Eine Kuh mit Horn? Dieses Bild eines typischen Rindes könnte bald Geschichte sein, befürchtet der Öko-Verband Demeter. Schon seit Jahren kritisiert der anthroposophisch ausgerichtete Anbauverband die Praxis, Kälbern kurz nach der Geburt die Hornanlage auszubrennen. Nach Schätzungen sind neunzig Prozent der Rinder in deutschen Ställen hornlos, weil sie sich andernfalls gegenseitig und den Bauern verletzen könnten. Auch in rund siebzig Prozent der rinderhaltenden Ökobetrieben wird enthornt. Dies ist zwar laut EU-Ökoverordnung verboten, doch die Landwirte können Ausnahmen bei den Kontrollbehörden beantragen. Im Gegensatz zur konventionellen Haltung, bei der die Tiere vor dem Eingriff Beruhigungs- und Schmerzmittel verabreicht bekommen, werden die Kälber auf Ökobetrieben vorher vom Tierarzt lokal betäubt.

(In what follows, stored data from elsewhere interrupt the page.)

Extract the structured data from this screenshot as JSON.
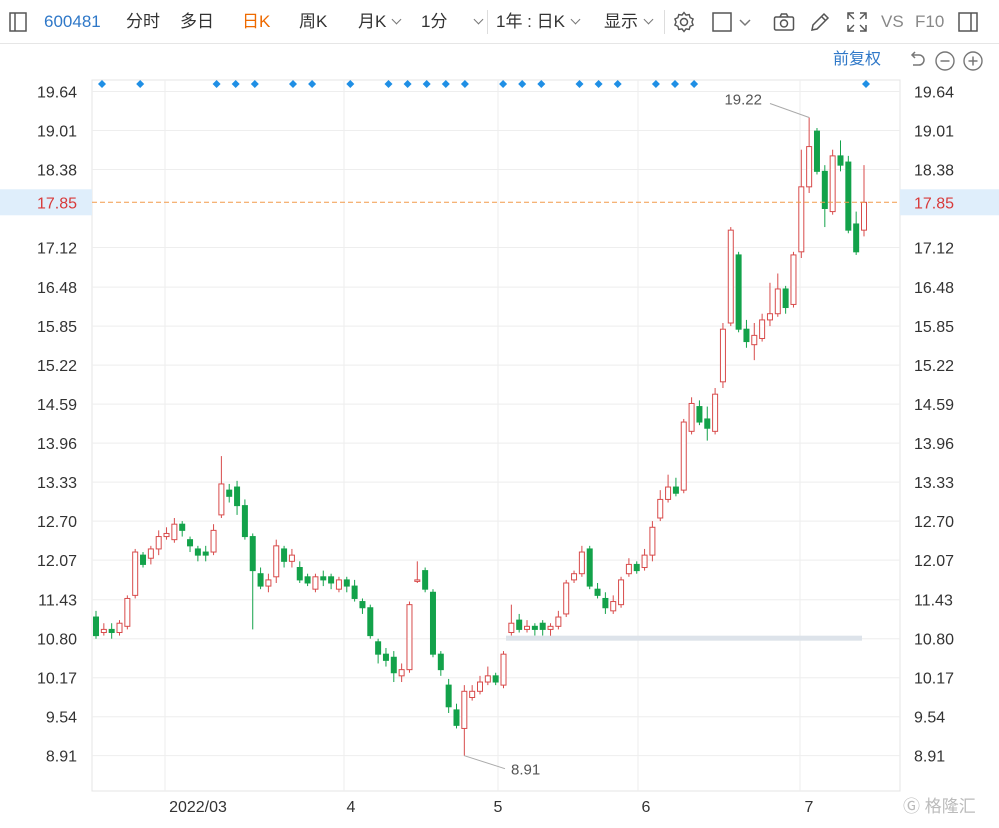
{
  "toolbar": {
    "code": "600481",
    "tab_intraday": "分时",
    "tab_multiday": "多日",
    "tab_daily": "日K",
    "tab_weekly": "周K",
    "tab_monthly": "月K",
    "tab_minute": "1分",
    "range_select": "1年 : 日K",
    "display_label": "显示",
    "vs_label": "VS",
    "f10_label": "F10",
    "active_color": "#ee6a00"
  },
  "adjust_label": "前复权",
  "watermark": "格隆汇",
  "icons": [
    "panel-icon",
    "chevron-down-icon",
    "settings-icon",
    "checkbox-icon",
    "camera-icon",
    "pencil-icon",
    "fullscreen-icon",
    "layout-icon",
    "undo-icon",
    "zoom-out-icon",
    "zoom-in-icon"
  ],
  "chart_data": {
    "type": "candlestick",
    "symbol": "600481",
    "up_color": "#d84b4b",
    "down_color": "#13a24a",
    "y_ticks": [
      "19.64",
      "19.01",
      "18.38",
      "17.85",
      "17.12",
      "16.48",
      "15.85",
      "15.22",
      "14.59",
      "13.96",
      "13.33",
      "12.70",
      "12.07",
      "11.43",
      "10.80",
      "10.17",
      "9.54",
      "8.91"
    ],
    "ylim": [
      8.5,
      19.9
    ],
    "x_ticks": [
      "2022/03",
      "4",
      "5",
      "6",
      "7"
    ],
    "current_price": "17.85",
    "max_label": "19.22",
    "min_label": "8.91",
    "grid": true,
    "candles": [
      [
        11.15,
        10.85,
        11.25,
        10.8
      ],
      [
        10.9,
        10.95,
        11.05,
        10.85
      ],
      [
        10.95,
        10.9,
        11.05,
        10.8
      ],
      [
        10.9,
        11.05,
        11.1,
        10.85
      ],
      [
        11.0,
        11.45,
        11.5,
        10.95
      ],
      [
        11.5,
        12.2,
        12.25,
        11.45
      ],
      [
        12.15,
        12.0,
        12.2,
        11.95
      ],
      [
        12.1,
        12.25,
        12.3,
        12.0
      ],
      [
        12.25,
        12.45,
        12.55,
        12.15
      ],
      [
        12.45,
        12.5,
        12.6,
        12.4
      ],
      [
        12.4,
        12.65,
        12.75,
        12.35
      ],
      [
        12.65,
        12.55,
        12.7,
        12.45
      ],
      [
        12.4,
        12.3,
        12.45,
        12.2
      ],
      [
        12.25,
        12.15,
        12.3,
        12.05
      ],
      [
        12.2,
        12.15,
        12.3,
        12.05
      ],
      [
        12.2,
        12.55,
        12.65,
        12.15
      ],
      [
        12.8,
        13.3,
        13.75,
        12.75
      ],
      [
        13.2,
        13.1,
        13.3,
        13.0
      ],
      [
        13.25,
        12.95,
        13.35,
        12.8
      ],
      [
        12.95,
        12.45,
        13.05,
        12.4
      ],
      [
        12.45,
        11.9,
        12.5,
        10.95
      ],
      [
        11.85,
        11.65,
        11.95,
        11.6
      ],
      [
        11.65,
        11.75,
        11.85,
        11.55
      ],
      [
        11.8,
        12.3,
        12.4,
        11.7
      ],
      [
        12.25,
        12.05,
        12.3,
        11.95
      ],
      [
        12.05,
        12.15,
        12.25,
        11.95
      ],
      [
        11.95,
        11.75,
        12.05,
        11.7
      ],
      [
        11.8,
        11.7,
        11.85,
        11.65
      ],
      [
        11.6,
        11.8,
        11.85,
        11.55
      ],
      [
        11.8,
        11.75,
        11.9,
        11.65
      ],
      [
        11.8,
        11.7,
        11.85,
        11.6
      ],
      [
        11.6,
        11.75,
        11.8,
        11.55
      ],
      [
        11.75,
        11.65,
        11.8,
        11.55
      ],
      [
        11.65,
        11.45,
        11.75,
        11.4
      ],
      [
        11.4,
        11.3,
        11.45,
        11.2
      ],
      [
        11.3,
        10.85,
        11.35,
        10.8
      ],
      [
        10.75,
        10.55,
        10.8,
        10.4
      ],
      [
        10.55,
        10.45,
        10.65,
        10.35
      ],
      [
        10.5,
        10.25,
        10.6,
        10.1
      ],
      [
        10.2,
        10.3,
        10.4,
        10.1
      ],
      [
        10.3,
        11.35,
        11.4,
        10.25
      ],
      [
        11.75,
        11.75,
        12.05,
        11.7
      ],
      [
        11.9,
        11.6,
        11.95,
        11.55
      ],
      [
        11.55,
        10.55,
        11.6,
        10.5
      ],
      [
        10.55,
        10.3,
        10.6,
        10.2
      ],
      [
        10.05,
        9.7,
        10.15,
        9.6
      ],
      [
        9.65,
        9.4,
        9.75,
        9.35
      ],
      [
        9.35,
        9.95,
        10.05,
        8.91
      ],
      [
        9.85,
        9.95,
        10.05,
        9.8
      ],
      [
        9.95,
        10.1,
        10.2,
        9.9
      ],
      [
        10.1,
        10.2,
        10.35,
        10.05
      ],
      [
        10.2,
        10.1,
        10.25,
        10.05
      ],
      [
        10.05,
        10.55,
        10.6,
        10.0
      ],
      [
        10.9,
        11.05,
        11.35,
        10.85
      ],
      [
        11.1,
        10.95,
        11.2,
        10.9
      ],
      [
        10.95,
        11.0,
        11.1,
        10.9
      ],
      [
        11.0,
        10.95,
        11.05,
        10.85
      ],
      [
        11.05,
        10.95,
        11.1,
        10.85
      ],
      [
        10.95,
        11.0,
        11.05,
        10.8
      ],
      [
        11.0,
        11.15,
        11.25,
        10.95
      ],
      [
        11.2,
        11.7,
        11.75,
        11.15
      ],
      [
        11.75,
        11.85,
        11.9,
        11.7
      ],
      [
        11.85,
        12.2,
        12.3,
        11.8
      ],
      [
        12.25,
        11.65,
        12.3,
        11.6
      ],
      [
        11.6,
        11.5,
        11.7,
        11.45
      ],
      [
        11.45,
        11.3,
        11.55,
        11.2
      ],
      [
        11.25,
        11.4,
        11.5,
        11.2
      ],
      [
        11.35,
        11.75,
        11.8,
        11.3
      ],
      [
        11.85,
        12.0,
        12.1,
        11.8
      ],
      [
        12.0,
        11.9,
        12.05,
        11.85
      ],
      [
        11.95,
        12.15,
        12.25,
        11.9
      ],
      [
        12.15,
        12.6,
        12.7,
        12.05
      ],
      [
        12.75,
        13.05,
        13.2,
        12.7
      ],
      [
        13.05,
        13.25,
        13.45,
        13.0
      ],
      [
        13.25,
        13.15,
        13.4,
        13.1
      ],
      [
        13.2,
        14.3,
        14.35,
        13.15
      ],
      [
        14.15,
        14.6,
        14.7,
        14.1
      ],
      [
        14.55,
        14.3,
        14.65,
        14.25
      ],
      [
        14.35,
        14.2,
        14.55,
        14.0
      ],
      [
        14.15,
        14.75,
        14.85,
        14.1
      ],
      [
        14.95,
        15.8,
        15.9,
        14.85
      ],
      [
        15.9,
        17.4,
        17.45,
        15.85
      ],
      [
        17.0,
        15.8,
        17.05,
        15.75
      ],
      [
        15.8,
        15.6,
        15.95,
        15.5
      ],
      [
        15.55,
        15.7,
        15.9,
        15.3
      ],
      [
        15.65,
        15.95,
        16.05,
        15.6
      ],
      [
        15.95,
        16.05,
        16.55,
        15.85
      ],
      [
        16.05,
        16.45,
        16.7,
        16.0
      ],
      [
        16.45,
        16.15,
        16.5,
        16.05
      ],
      [
        16.2,
        17.0,
        17.05,
        16.15
      ],
      [
        17.05,
        18.1,
        18.7,
        16.95
      ],
      [
        18.1,
        18.75,
        19.22,
        18.0
      ],
      [
        19.0,
        18.35,
        19.05,
        18.3
      ],
      [
        18.35,
        17.75,
        18.45,
        17.45
      ],
      [
        17.7,
        18.6,
        18.7,
        17.65
      ],
      [
        18.6,
        18.45,
        18.85,
        18.35
      ],
      [
        18.5,
        17.4,
        18.6,
        17.35
      ],
      [
        17.5,
        17.05,
        17.7,
        17.0
      ],
      [
        17.4,
        17.85,
        18.45,
        17.3
      ]
    ]
  }
}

Demeterbetriebe aber halten ausschließlich Tiere mit Horn: Hörner seien ein unverwechselbares Erkennungsmerkmal, an dem sich die Tiere bei der Rangordnung orientierten. Zudem spielten die Hörner bei der Wärmeregulation im Sommer eine wichtige Rolle und kämen womöglich auch der Verdauung und der Milchqualität zugute, erklärt Demeter.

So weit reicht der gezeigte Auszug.